Mitochondria- ER tethering

Mitochondria are important organelle that produce ATP in cells. Even if a lot of information are available about the function and evolutionary biology related to this cellular district, few is understood about the communication between mitochondria and the rest of cells in terms of molecular transport. In particular, some proteins have been recognized to form junctions between mitochondria and endoplasmic reticulum (ER) that is the compartment responsible of lipids synthesis and export into vesicles, but still be mysterious the nature of the connection.
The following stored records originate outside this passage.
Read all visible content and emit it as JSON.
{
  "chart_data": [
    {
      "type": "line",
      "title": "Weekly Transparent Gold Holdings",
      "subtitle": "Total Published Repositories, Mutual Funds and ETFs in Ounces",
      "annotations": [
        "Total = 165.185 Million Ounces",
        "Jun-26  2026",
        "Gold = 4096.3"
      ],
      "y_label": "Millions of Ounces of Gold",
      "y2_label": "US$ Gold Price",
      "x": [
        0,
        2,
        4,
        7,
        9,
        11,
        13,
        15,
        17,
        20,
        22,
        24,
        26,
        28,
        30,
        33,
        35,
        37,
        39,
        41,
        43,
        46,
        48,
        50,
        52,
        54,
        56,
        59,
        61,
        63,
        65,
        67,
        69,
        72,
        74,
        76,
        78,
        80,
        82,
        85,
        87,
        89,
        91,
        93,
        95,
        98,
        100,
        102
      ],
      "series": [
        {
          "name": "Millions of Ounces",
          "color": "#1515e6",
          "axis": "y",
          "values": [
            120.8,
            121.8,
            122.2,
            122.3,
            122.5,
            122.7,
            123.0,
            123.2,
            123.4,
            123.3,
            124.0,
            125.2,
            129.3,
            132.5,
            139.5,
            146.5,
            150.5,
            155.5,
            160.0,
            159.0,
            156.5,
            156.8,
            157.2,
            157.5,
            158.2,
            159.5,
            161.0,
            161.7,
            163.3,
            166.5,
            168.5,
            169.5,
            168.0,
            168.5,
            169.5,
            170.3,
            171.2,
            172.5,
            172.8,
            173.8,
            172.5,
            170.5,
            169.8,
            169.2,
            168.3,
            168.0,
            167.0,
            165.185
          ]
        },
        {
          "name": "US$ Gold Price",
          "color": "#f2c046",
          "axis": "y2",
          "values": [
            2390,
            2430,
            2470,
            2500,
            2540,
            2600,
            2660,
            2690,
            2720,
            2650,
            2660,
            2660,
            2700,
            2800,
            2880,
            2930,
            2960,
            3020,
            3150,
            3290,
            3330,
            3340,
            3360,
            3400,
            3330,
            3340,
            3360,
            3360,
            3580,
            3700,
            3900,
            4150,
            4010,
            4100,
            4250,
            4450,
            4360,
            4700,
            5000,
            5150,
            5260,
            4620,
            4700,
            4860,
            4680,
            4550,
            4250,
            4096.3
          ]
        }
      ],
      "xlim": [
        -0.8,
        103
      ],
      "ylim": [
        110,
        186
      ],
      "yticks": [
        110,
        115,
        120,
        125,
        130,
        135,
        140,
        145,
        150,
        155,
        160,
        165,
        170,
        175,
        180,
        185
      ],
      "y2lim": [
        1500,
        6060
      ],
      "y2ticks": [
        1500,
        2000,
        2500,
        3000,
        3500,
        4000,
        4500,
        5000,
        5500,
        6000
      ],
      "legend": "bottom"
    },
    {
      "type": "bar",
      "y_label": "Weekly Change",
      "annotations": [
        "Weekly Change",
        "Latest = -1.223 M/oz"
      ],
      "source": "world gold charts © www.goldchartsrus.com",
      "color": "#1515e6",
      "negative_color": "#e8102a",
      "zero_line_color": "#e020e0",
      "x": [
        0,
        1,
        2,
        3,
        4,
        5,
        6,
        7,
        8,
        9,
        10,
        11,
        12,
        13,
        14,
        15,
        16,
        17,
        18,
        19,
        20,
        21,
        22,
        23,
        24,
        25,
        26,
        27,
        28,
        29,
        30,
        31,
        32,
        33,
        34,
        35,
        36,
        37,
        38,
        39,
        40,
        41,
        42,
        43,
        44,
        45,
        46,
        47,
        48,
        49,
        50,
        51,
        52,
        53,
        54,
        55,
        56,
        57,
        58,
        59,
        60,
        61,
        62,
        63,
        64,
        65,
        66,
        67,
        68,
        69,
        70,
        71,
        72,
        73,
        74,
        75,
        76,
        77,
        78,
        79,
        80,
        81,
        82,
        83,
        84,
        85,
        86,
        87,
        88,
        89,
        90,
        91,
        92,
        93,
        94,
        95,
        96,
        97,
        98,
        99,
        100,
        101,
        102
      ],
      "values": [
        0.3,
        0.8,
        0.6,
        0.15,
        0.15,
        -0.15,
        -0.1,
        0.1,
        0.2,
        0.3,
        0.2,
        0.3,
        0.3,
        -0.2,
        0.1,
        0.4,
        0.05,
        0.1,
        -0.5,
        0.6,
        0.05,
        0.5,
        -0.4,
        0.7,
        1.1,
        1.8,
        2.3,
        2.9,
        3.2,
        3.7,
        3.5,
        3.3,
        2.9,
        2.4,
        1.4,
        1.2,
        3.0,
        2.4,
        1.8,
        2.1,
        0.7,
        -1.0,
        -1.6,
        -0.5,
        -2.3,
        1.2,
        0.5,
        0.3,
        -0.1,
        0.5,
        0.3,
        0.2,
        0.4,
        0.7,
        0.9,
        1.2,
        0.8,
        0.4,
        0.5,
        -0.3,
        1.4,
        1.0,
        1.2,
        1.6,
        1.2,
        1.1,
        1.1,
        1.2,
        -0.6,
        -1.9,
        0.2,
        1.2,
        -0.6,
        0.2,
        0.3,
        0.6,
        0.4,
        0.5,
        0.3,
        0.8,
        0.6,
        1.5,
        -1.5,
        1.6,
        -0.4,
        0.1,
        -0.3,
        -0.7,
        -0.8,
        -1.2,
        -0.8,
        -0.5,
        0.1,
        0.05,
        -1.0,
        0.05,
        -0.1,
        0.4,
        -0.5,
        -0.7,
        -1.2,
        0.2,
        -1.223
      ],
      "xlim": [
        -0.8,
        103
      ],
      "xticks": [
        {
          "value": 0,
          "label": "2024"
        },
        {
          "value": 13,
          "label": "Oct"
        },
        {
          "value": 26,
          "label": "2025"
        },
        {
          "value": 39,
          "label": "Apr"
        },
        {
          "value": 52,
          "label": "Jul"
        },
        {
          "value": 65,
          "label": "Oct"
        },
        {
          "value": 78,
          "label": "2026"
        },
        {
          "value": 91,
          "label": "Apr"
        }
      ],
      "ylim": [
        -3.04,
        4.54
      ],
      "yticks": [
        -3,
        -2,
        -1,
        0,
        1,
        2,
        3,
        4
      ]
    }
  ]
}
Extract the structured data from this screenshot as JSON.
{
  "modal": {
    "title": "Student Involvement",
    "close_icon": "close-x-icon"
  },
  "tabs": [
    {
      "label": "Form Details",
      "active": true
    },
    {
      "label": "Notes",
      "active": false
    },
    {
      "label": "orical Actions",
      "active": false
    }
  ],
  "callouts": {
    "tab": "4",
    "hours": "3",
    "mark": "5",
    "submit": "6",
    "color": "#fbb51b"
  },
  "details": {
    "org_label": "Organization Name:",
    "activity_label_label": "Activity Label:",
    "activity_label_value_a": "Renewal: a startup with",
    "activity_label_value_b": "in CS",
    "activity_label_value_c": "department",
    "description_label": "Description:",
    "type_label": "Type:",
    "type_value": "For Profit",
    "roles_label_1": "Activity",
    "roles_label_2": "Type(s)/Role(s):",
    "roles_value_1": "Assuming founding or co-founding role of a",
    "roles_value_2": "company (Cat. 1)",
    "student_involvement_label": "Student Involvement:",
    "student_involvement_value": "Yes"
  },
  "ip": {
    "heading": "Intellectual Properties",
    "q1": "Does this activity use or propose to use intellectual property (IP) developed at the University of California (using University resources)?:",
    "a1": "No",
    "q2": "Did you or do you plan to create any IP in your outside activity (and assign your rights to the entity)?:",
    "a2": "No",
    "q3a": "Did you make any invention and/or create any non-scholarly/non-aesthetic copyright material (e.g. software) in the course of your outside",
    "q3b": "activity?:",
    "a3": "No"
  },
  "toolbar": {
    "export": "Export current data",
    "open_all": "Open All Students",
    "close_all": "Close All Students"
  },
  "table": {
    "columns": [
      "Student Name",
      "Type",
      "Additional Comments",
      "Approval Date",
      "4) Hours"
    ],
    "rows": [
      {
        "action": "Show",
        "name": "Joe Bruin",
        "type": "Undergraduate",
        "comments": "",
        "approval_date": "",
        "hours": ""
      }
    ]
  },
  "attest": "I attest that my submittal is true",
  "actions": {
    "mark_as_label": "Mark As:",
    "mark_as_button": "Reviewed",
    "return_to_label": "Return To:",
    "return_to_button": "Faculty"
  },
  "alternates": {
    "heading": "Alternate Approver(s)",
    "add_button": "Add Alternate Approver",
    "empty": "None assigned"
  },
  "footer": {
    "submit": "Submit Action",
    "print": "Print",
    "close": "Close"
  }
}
Science published an important paper about this topic: authors identified a method to genetically screen and recognize proteins involved in the connection between mitochondria and ER in yeast. They designed a synthetic mitochondria- ER tether, called ChiMERA, consisting of an N-terminal mitochondrial signal sequence and a transmembrane domain from protein Tom70, connected through the central GFP domain to C-terminal ER tail anchor from protein Ubc6. The expression of ChiMERA in yeast strain that showed lethal mutations in mdm12 gene, important for mitochondria morphology and functionality, rescued the growth suggesting that the correct interaction between mitochondria and ER was achieved. In summary, this work acquires a pivotal role in research of other native organelle tethers and, maybe in far future to replace this cellular function with artificial proteins, if needed.